Moderator: Dr Barton Scotland, Speaker of the National Assembly, Guyana
First Presenter: Ambassador Byron Blake, Former Assistant SG CARICOM
This session focused on the various attacks on Caribbean jurisdictions by the UK and EU.
Whether it be on banking or gaming in Antigua or more recent UK legislation aimed at Beneficial Ownership in the British Overseas Territories (OTs), common consensus was that these constant attacks are aimed to destabilize the growth of the financial services sector in various Caribbean islands.
Further discussions resulted in representatives of several OTs, namely, Bermuda, Cayman Islands, Turks and Caicos and British Virgin Islands having meetings to implore their respective governments to continue to do the following:
• Increase communications between OTs
• Increase public awareness of the ill effects of recent UK legislation on the economies of OTs via two-hour radio show/summit on Cayman Crosstalk with host Woody Decosta in Cayman Islands
• Joint appeal to CARICOM heads to speak in defence of OTs as they did with the Windrush Issue.
In conclusion, the most significant development of this and all other CPA conferences would be the life long bonds and camaraderie established between regional parliamentarians, speakers and clerks of the legislatures.
In the CAA region we have 90 percent commonality of history, culture, economies and concerns.
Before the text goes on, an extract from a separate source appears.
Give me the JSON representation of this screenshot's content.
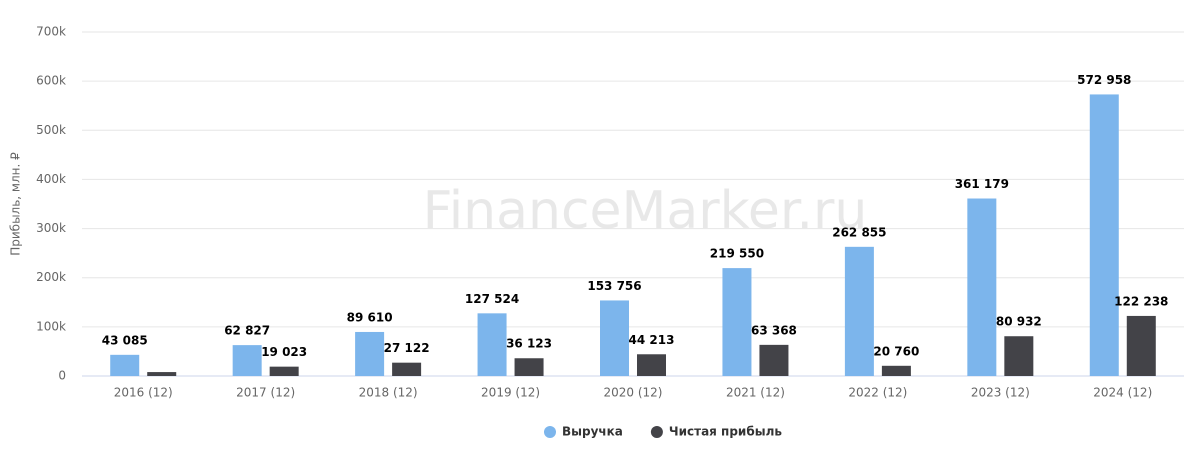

As such, the more that elected representatives communicate the more regional progress will come about.
A prime example was the situation regarding the unjust legislation regarding a public register of beneficial ownership being put forth by the UK onto the Overseas Territories. Representatives were able to strategise and lay the foundation for seeking and subsequently gaining support from CARICOM in July 2018.
Throughout the entire week, the host country, Cayman Islands, and host MLAs (MPs), did a magnificent job of ensuring all CPA participants were taken care of. From the minute we stepped onto the tarmac until the moment we left we were treated to the following:
• Door to door transport
• Structured events during the evenings
• Historic tours
• Any additional needs
They truly showed us the best that the Cayman Islands had to offer. Thank you for being Cayman Kind.